As our lives become more intertwined with technology, the concept of a true “smart home” has become increasingly tangible. Cutting-edge innovations that redefine how we experience home technology were showcased at this year’s Berlin-based tech trade show IFA, a counterpart to CES in the United States. While both shows highlight the latest wonders in tech, the products highlighted at IFA are based on the reality of what consumers are likely to want or need, rather than the proof-of-tech-prowess that CES is known for.

Sustainability emerged as a prominent theme this year. With sustainable products ranging from whole-house solutions down to the smallest of accessories, companies are aiming to meet consumers’ needs and reach their business goals of carbon neutrality. Consumers are becoming increasingly interested in sustainability and want to be informed about how products are created and their lifespan. Many manufacturers are now paying attention to this trend, placing a greater emphasis on recycled materials and products that consumers can repair rather than discard (or send back to the manufacturer for repair). 

The use of recycled material (such as Urbanista’s Malibu speaker) was a highlight of the show. Fairphone, a Dutch-based smartphone provider, takes this concept to the next level with “ethically-sourced” materials that they combine with an easy upgrade option to allow consumers to swap out components with the use of a standard screwdriver. We expect this category of sustainably-built (and maintained) products to grow in importance over the next few years as a way to address consumer concerns. Such an approach could provide unique differentiation for smaller vendors looking to break into established markets.

Yet, the bigger story comes with an ecosystem play, focused on reducing energy consumption in the home. Energy prices have increased considerably in the past few years, adding a substantial squeeze on many consumers’ budgets (especially in Europe). The result has been an acceleration of already prescient movement to pull away from fossil fuels towards renewable energy sources such as wind and solar. While no one at the show was advocating for consumer-owned wind-turbines, solar solutions were abundant, especially when combined with battery back-up solutions. This is even important in places like Berlin, where they only get to enjoy sunshine 17% of the year.

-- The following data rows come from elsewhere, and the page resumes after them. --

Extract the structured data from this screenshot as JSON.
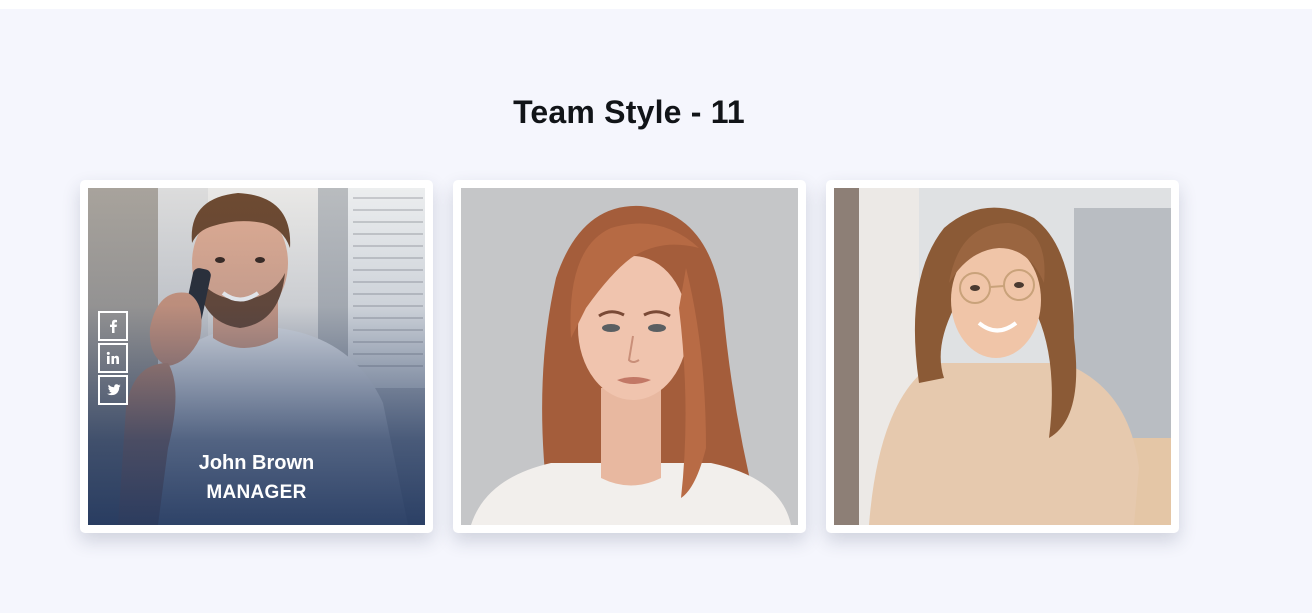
{
  "section": {
    "title": "Team Style - 11"
  },
  "team": [
    {
      "name": "John Brown",
      "role": "MANAGER",
      "photo": "man-on-phone-photo",
      "social": [
        "facebook-icon",
        "linkedin-icon",
        "twitter-icon"
      ]
    },
    {
      "photo": "woman-red-hair-photo"
    },
    {
      "photo": "woman-glasses-photo"
    }
  ],
  "colors": {
    "background": "#f5f6fd",
    "card": "#ffffff",
    "title": "#111418",
    "overlay": "#1e345c"
  }
}
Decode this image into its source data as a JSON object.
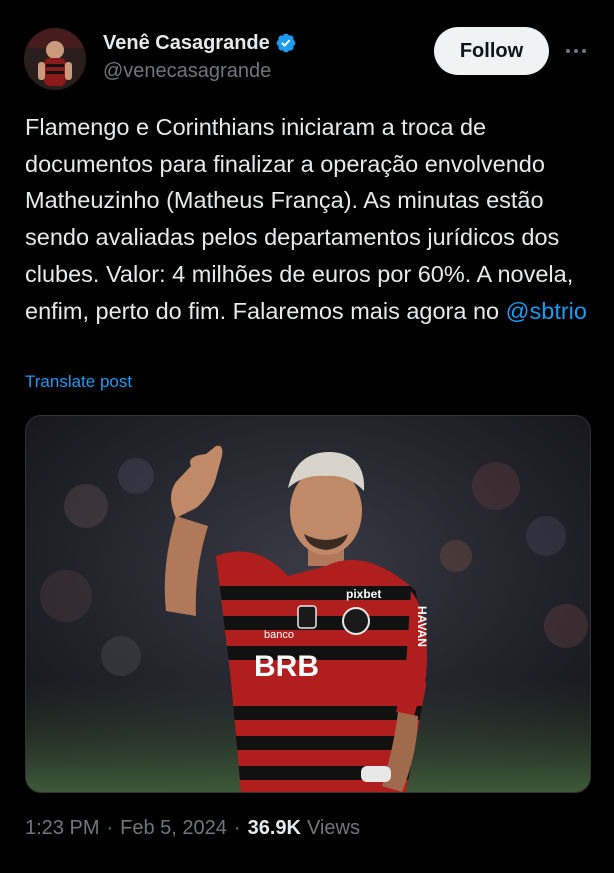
{
  "author": {
    "display_name": "Venê Casagrande",
    "handle": "@venecasagrande",
    "verified": true
  },
  "actions": {
    "follow_label": "Follow",
    "more_icon": "more-horizontal-icon"
  },
  "post": {
    "text_before_mention": "Flamengo e Corinthians iniciaram a troca de documentos para finalizar a operação envolvendo Matheuzinho (Matheus França). As minutas estão sendo avaliadas pelos departamentos jurídicos dos clubes. Valor: 4 milhões de euros por 60%. A novela, enfim, perto do fim. Falaremos mais agora no ",
    "mention": "@sbtrio",
    "translate_label": "Translate post"
  },
  "media": {
    "description_icon": "photo-soccer-player",
    "shirt_texts": {
      "sponsor_main": "BRB",
      "sponsor_small": "banco",
      "sleeve": "HAVAN",
      "chest": "pixbet"
    }
  },
  "meta": {
    "time": "1:23 PM",
    "separator": "·",
    "date": "Feb 5, 2024",
    "views_count": "36.9K",
    "views_label": "Views"
  },
  "colors": {
    "background": "#000000",
    "text": "#e7e9ea",
    "secondary": "#71767b",
    "accent": "#1d9bf0",
    "follow_bg": "#eff3f4"
  }
}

The energy management solution is about far more than simply throwing some solar panels on the roof, and a barrage of batteries to store the power. Rather, it is about how the tech devices in the home are used, and how energy efficient they are. This provides an opportunity for “smart home” providers to move beyond their current, somewhat modest, solutions into a comprehensive ecosystem. Take, for example, the smart washing machine. Many consumers today like the concept of this device simply because it sends them a smartphone alert when the wash is complete (which is hardly ground-breaking technology). However, if the washing machine is tied into a true smart home, the device can run at the optimum time to use the least amount of (or cheapest) power. Sunny outside? It will run now to leverage the solar panels. Three weeks of grayness in December? Perhaps it will run at 2 a.m. when there is less demand on the grid, and therefore cheaper power.

This sets the stage for more comprehensive smart home solutions that leap beyond today’s somewhat clever individual devices (smart lights, thermostats, and so on). A true smart home solution needs to be inclusive of all devices – and particularly the larger appliances – with the goal of creating a clear value proposition for the consumer. And nothing is a clearer than the goal of saving money in the long term.